One of our most popular Guidelines in Practice articles so far this year has been a piece on interpreting abnormal results from liver blood tests, by Dr Jez Thompson. A reader got in touch and suggested a separate article focusing on globulins; lo and behold, this issue includes a similar piece on interpreting abnormal results from plasma protein tests.
Plasma proteins have a range of functions and metabolic roles so abnormalities in their levels can be associated with a variety of morbidities, either as the primary cause or through a secondary effect. Dr Jez Thompson discusses the different constituents of plasma protein (including albumin, globulins, and fibrinogen) and highlights possible causes of abnormalities in albumin/globulin levels from liver panel tests, proteinuria, and C-reactive protein.
Dr Thompson also describes the extra information that can be obtained from protein electrophoresis, immunofixation electrophoresis, and enzyme immunoassays. After reading the article, test your knowledge using the multiple-choice questions in this issue.
Our top tips articles have proven to be very popular so we have been investigating alternative ways of distilling the key information GPs need to know about new and updated guidance when it is published. Key learning points articles will do just this—starting with a piece from Dr Honor Merriman on updated revalidation guidance.

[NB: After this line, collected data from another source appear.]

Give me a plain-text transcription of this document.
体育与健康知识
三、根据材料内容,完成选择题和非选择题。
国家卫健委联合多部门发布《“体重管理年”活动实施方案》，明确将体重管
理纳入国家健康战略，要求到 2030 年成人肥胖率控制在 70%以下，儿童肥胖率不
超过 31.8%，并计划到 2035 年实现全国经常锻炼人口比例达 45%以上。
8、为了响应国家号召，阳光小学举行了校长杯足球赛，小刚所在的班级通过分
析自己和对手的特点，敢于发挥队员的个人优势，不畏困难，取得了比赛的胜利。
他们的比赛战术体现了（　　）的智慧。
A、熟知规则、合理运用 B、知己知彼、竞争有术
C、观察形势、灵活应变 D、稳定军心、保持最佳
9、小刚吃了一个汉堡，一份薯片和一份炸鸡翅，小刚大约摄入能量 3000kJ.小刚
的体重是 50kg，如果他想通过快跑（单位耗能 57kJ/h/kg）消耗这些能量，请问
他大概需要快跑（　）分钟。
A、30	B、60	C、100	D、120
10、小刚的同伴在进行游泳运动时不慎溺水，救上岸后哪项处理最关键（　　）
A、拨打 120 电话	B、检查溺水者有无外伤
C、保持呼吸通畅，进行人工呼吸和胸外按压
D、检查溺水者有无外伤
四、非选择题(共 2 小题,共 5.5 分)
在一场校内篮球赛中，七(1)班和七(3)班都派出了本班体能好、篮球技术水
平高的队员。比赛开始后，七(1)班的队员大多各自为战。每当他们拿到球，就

Earlier this year, the GMC and RCGP published updated requirements on supporting information for appraisal and revalidation. The updated guidance focuses on the essential supporting information and removes the need for excessive detail, which will mean a welcome reduction in the time spent by GPs recording revalidation activities in detail. Dr Merriman focuses on five key requirements that GPs should be aware of, and highlights the need for GPs to reflect on their own health, especially given the current pressures faced by clinicians working in general practice.
Another new series starting in this issue is Pharmacist focus. These articles will draw attention to issues and clinical topics relevant to clinical pharmacists in general practice. The first article in this series is about how to successfully integrate a pharmacist into the general practice team. Shailen Rao, Managing Director, and Anna Prescott, Clinical Services Manager at Soar Beyond Ltd discuss the benefits of having a clinical pharmacist as part of the primary care team, and provide tips on designing the right service, recruiting the right pharmacist, and inducting and supervising the pharmacist once they are on board.
Look out next month for our follow-up article on accelerating the pharmacist’s development once they are embedded into the practice.
Also in this month’s issue is a top tips article on diagnosing and managing the menopause. In most cases, menopause can be diagnosed based on the woman’s symptoms, without the use of laboratory tests. Symptoms of menopause are many and varied, due to the widespread presence of oestrogen receptors throughout the body, but many of these symptoms can be alleviated through the use of hormone replacement therapy (HRT). Dr Alice Scott and Dr Louise Newson provide advice on when laboratory tests should be used to confirm the diagnosis, as well as highlighting the benefits, risks, and side-effects of different types of HRT.
Finally, in this month’s View from the ground, Dr Sarah Merrifield writes about taking a break from GP training to spend time as a Leadership fellow, and the lessons she learned throughout the process.